Burden falls to state officials as $1T infrastructure bill becomes law

The news: President Joe Biden signed the $1 trillion infrastructure bill into law Monday, putting $550 billion in new money into transportation, broadband, utilities, and EV infrastructure for the next five years, per CNBC.

How we got here: The US Senate passed the infrastructure bill in August, and the US House passed the bill last week despite it initially being contingent on a separate $1.8 trillion economic package.

“I truly believe that 50 years from now, historians are going to look back at this moment and say, that’s the moment America began to win the competition of the 21st century,” Biden said as he signed the bill into law.

  • The bill includes provisions for $65 billion to improve the country’s broadband system, specifically extending high-speed internet to hard-to-reach rural communities.
  • The bill will also direct $7.5 billion to install EV charging stations across the country—an essential component in the move to electrify the auto industry by 2030. EVs currently make up just 2.9% of the total passenger car market.
  • $2 billion will go to fund the country’s cybersecurity efforts.
  • The bill also proposes stricter tax reporting on cryptocurrency transactions to generate funding for projects.
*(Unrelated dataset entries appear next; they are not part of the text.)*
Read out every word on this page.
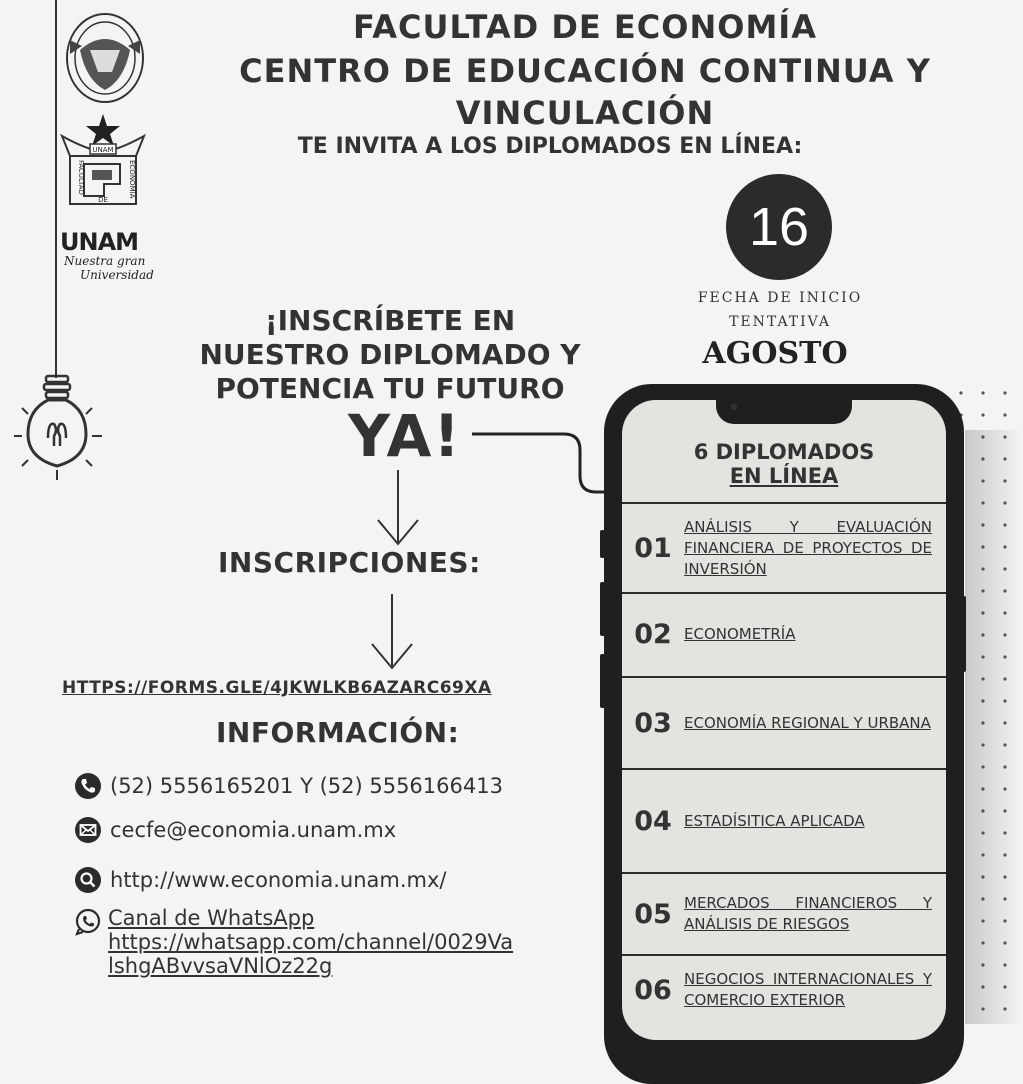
FACULTAD DE ECONOMÍA
CENTRO DE EDUCACIÓN CONTINUA Y
VINCULACIÓN
TE INVITA A LOS DIPLOMADOS EN LÍNEA:
UNAM
FACULTAD	ECONOMÍA
DE
UNAM
Nuestra gran
Universidad
16
FECHA DE INICIO
TENTATIVA
AGOSTO
¡INSCRÍBETE EN
NUESTRO DIPLOMADO Y
POTENCIA TU FUTURO
YA!
INSCRIPCIONES:
HTTPS://FORMS.GLE/4JKWLKB6AZARC69XA
INFORMACIÓN:
(52) 5556165201 Y (52) 5556166413
cecfe@economia.unam.mx
http://www.economia.unam.mx/
Canal de WhatsApp
https://whatsapp.com/channel/0029ValshgABvvsaVNlOz22g
6 DIPLOMADOS
EN LÍNEA
01
ANÁLISIS Y EVALUACIÓN FINANCIERA DE PROYECTOS DE INVERSIÓN
02 ECONOMETRÍA
03 ECONOMÍA REGIONAL Y URBANA
04 ESTADÍSITICA APLICADA
05 MERCADOS FINANCIEROS Y ANÁLISIS DE RIESGOS
06 NEGOCIOS INTERNACIONALES Y COMERCIO EXTERIOR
What’s next: The hard work of submitting budget proposals on how to best distribute the funding begins with state officials tasked with finding the biggest impact for investments. 

  • Each state has to submit its plan to be approved by the Commerce Department, a departure from federal-led programs in the past.
  • Ageing national highways, bridges, and public transportation utilities will likely get the investment quickly, as it impacts the larger population and makes for stronger optics.

What’s the catch: Investments in rural broadband, EV charging stations, and 5G infrastructure will likely be low on the list of priorities—all network infrastructure expansion is at a standstill due to year-long supply chain delays.

  • AT&T delayed half a million internet installations due to fiber shortages.
  • The National Rural Broadband Association said providers can’t get 30% to 40% of the needed equipment to install broadband. ISPs say they are waiting up to 71 weeks for fiber to be delivered.